Peak 10 was founded in 2000 and has been invested in the channel since the partner program was launched in 2012 by the now retired former channel chief and senior vice president, Steve Harris. Having a channel-friendly approach to the market has paid dividends for the cloud service provider, who takes in about 40 percent of its revenues today through indirect sales. Peak 10 wants solution providers to know that it is actively looking to continue to grow its business through the channel.

"We want to get the word out that we are open for business and committed to the channel. Partners, we want to help you learn about cloud," Dave Sroka, vice president of channel sales for Charlotte, N.C.-based Peak 10, told CRN .

[Related: Peak 10's New Channel Chief Dave Sroka Aims To Pump Up Commitment To The Channel]

About 40 percent of Peak 10's new customers today come from its channel partners, Sroka said. The reason why he believes solution providers are a force to be reckoned in the cloud market today is because the IT market is changing, and with that, so are margins on hardware and connectivity services. Impacted partners are starting to leave their comfort zones in search of higher-value services and solutions that they can offer their end customers.

"Ten years ago, IP was $20 a [megabit], and now it's 30 cents. Customers are also price-shopping a lot more. Those are real changes that are impacting partners," Sroka said.

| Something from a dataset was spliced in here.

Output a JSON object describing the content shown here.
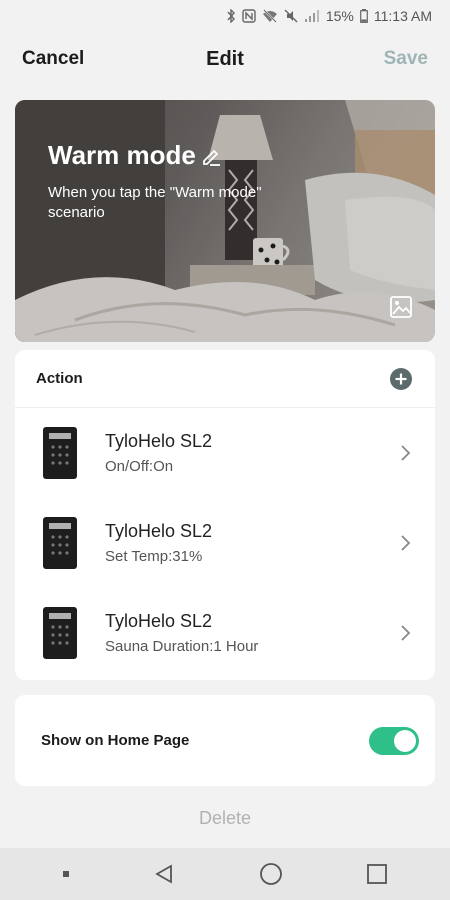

As margins pinch on circuits, solution providers are turning their attention to more lucrative and long-term sales opportunities, such as cloud services, he said.

Cloud-based services provide a recurring and potentially long-term revenue stream for partners because many customers renew subscriptions on these services, he said, so the cloud market is a great opportunity for the channel. Unlike the predictable routine of customers switching to a cheaper carrier for connectivity needs, the competitive pressure that providers feel as a result of their customers switching to a lower-cost cloud provider is "nonexistent," Sroka said.

"The big thing about co-location and cloud is the churn is so low. When [partners] bring a customer in and take good care of that customer, they tend not to leave," Sroka explained. "It's not worth the aggravation and potential risks because you are talking about critical compute layers you'd have to move as opposed to an IP circuit that is really easy to flip."

But selling cloud is a lot different than selling a circuit.

"Partners are wondering how to get into it and who to partner with because there are so many options, and cloud providers are all different," he acknowledged.